Perbedaan antara inti amorf dan ferit

May 22, 2024

Inti magnet amorf dan inti magnet ferit adalah dua jenis bahan inti magnet yang biasa digunakan dalam komponen elektronik, yang dapat mewujudkan konversi daya dan penyimpanan energi. Namun, dalam penerapan praktisnya, kita perlu memilih bahan inti yang cocok untuk kita sendiri, jadi kita perlu memahami perbedaan di antara keduanya.

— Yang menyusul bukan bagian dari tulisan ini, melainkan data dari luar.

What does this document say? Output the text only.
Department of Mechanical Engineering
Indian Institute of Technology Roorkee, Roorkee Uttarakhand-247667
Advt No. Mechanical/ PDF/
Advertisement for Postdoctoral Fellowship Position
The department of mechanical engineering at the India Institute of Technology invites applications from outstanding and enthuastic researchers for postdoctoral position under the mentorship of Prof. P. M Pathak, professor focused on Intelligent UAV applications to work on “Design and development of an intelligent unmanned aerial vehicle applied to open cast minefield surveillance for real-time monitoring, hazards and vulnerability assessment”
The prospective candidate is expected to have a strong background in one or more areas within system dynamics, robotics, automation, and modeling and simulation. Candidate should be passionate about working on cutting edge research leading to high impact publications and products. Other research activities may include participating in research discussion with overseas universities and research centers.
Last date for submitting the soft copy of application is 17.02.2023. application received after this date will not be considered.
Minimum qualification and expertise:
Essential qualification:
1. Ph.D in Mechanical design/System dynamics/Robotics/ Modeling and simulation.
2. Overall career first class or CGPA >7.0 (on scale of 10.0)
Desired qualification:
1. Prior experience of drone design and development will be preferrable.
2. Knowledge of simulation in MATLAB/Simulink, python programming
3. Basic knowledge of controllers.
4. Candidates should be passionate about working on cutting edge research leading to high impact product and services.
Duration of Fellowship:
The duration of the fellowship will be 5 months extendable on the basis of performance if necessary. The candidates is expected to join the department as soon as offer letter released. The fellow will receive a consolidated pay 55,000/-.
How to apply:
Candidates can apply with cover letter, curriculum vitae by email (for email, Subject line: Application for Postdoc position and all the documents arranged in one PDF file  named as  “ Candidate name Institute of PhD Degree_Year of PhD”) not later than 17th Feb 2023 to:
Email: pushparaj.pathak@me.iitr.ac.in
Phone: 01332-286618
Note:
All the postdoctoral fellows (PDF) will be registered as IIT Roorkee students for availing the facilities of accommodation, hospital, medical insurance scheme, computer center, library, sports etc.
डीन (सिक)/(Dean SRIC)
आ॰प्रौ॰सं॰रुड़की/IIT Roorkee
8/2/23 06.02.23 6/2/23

1. Konsep dasar antara inti amorf dan inti ferit

Inti amorf (Inti magnetik amorf) adalah sejenis bahan inti magnetik yang terbuat dari strip logam amorf, yang dibuat dengan metalurgi serbuk. Inti ferit adalah bahan magnetik jenis inti besi yang tersusun dari besi, oksigen dan unsur lainnya, dan metode pembuatannya beragam, dapat menggunakan metode kimia atau metode fisik.

2. Perbandingan kinerja inti magnet amorf dan inti magnet ferit

Karakteristik permeabilitas, magnetisasi saturasi, dan kehilangan inti magnet amorf dan inti magnet ferit menunjukkan tingkat perbedaan yang berbeda, sehingga perlu dilakukan pemilihan bahan sesuai dengan kondisi spesifik dalam aplikasi praktis.

• Permeabilitas: Permeabilitas inti ferit lebih tinggi dibandingkan permeabilitas inti amorf.

• Magnetisasi saturasi magnetik: Magnetisasi saturasi inti ferit lebih tinggi dibandingkan magnetisasi saturasi inti amorf.

• Karakteristik kerugian: Hilangnya inti amorf lebih kecil dibandingkan hilangnya inti ferit.

3. Rentang aplikasi inti amorf dan inti ferit

Kisaran penerapan inti magnet amorf dan inti magnet ferit terbatas satu sama lain.

• Penerapan inti magnet amorf: elektronika daya, elektronik komunikasi, komputer, dll.

• Aplikasi inti ferit: peralatan audio dan video, elektronik konsumen, peralatan rumah tangga, dll.